Quantitative Top-Down Proteomics of Human Tears Reveals Proteoform Changes Related to Age

Significance of the Topic

Human tear fluid is a minimally invasive source of protein biomarkers that reflect ocular and systemic health. Detailed proteoform profiling in tears can uncover subtle molecular changes associated with aging, disease, or environmental stress, providing new insights into eye physiology and potential diagnostic markers.

Study Objectives and Overview

This study aimed to apply a novel label-free top-down quantitation workflow to detect age-related proteoform changes in human tear fluid. Two donor groups (young and old) were compared to identify differentially expressed intact proteoforms and assess the advantages of top-down analysis over traditional peptide-based methods.

Methodology and Instrumentation

Tear samples were collected noninvasively using Schirmer strips and extracted in aqueous buffer. After storage at low temperature, samples were thawed, centrifuged, and analyzed by liquid chromatography–mass spectrometry. Ultraviolet photodissociation (UVPD) at 213 nm on a modified Thermo Scientific Orbitrap Fusion Tribrid enabled comprehensive fragmentation of intact proteoforms. Data acquisition was performed at 120,000 resolution (m/z 200).

Data Analysis

Raw MS/MS data were processed in Proteome Discoverer with ProSightPD 4.0 (beta) nodes. A sliding window deconvolution algorithm improved signal-to-noise for coeluting charged species, and ProSight search workflows identified and quantified proteoforms directly at the intact mass level.
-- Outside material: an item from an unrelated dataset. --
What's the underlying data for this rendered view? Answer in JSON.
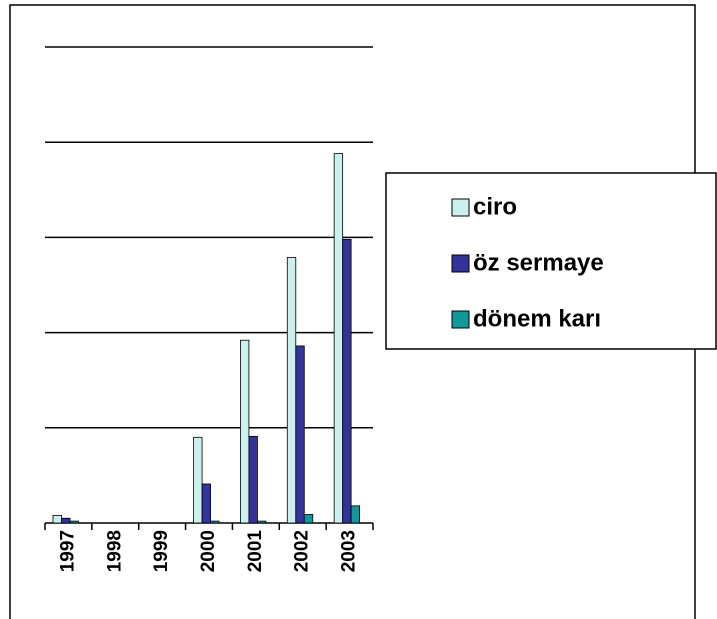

Main Results and Discussion

UVPD outperformed higher-energy collisional dissociation (HCD) and electron transfer dissociation (ETD) in fragmenting disulfide-rich regions, such as truncated lysozyme variants. Many detected proteoforms, particularly truncated forms of Proline Rich Protein 4 (PRP4), were not annotated in UniProt. Quantitative comparison revealed that certain PRP4 truncations were more abundant in young donors, while alternative truncated forms increased with age. Protein–protein association network analysis clustered PRP4 with other tear proteins (LACT, CST4) and central nervous system regulators, suggesting functional relevance. These age-dependent proteoform dynamics would remain hidden in peptide-centric workflows.

Benefits and Practical Applications

• Direct proteoform quantitation bypasses peptide inference, enhancing molecular specificity.
• UVPD enables sequencing across intact disulfide bonds and proline-rich regions.
• Label-free top-down workflows reduce sample preparation complexity and avoid labeling costs.
• Age-related proteoform biomarkers in tears may support noninvasive diagnostics and personalized monitoring of ocular health.

Future Trends and Potential Applications

• Integration of advanced fragmentation methods (UVPD, EThcD) for broader proteoform coverage.
• Automated top-down pipelines and real-time data analysis for clinical laboratories.
• Expansion to other biofluids (saliva, cerebrospinal fluid) for multi-organ biomarker discovery.
• Combining proteoform data with genomics and metabolomics in systems-level studies.

Conclusion

The implementation of label-free top-down proteomics with UVPD and ProSightPD 4.0 in human tear fluid permits high-resolution, proteoform-level quantitation. This approach reveals age-dependent molecular changes obscured by conventional peptide workflows and opens new avenues for noninvasive biomarker discovery in ocular and systemic health.

References

1. Von Thun und Hohenstein-Blaul N., Funke S., Grus F.H. Tears as a source of biomarkers for ocular and systemic diseases. Experimental Eye Research. 117:126–137 (2013).
2. Moehring F., Waas M., Keppel T.R., Rathore D., Cowie A., Stucky C., Gundry R.L. Quantitative top-down mass spectrometry identifies proteoforms differentially released during mechanical stimulation of mouse skin. Journal of Proteome Research. 8(6):2635–2648 (2018).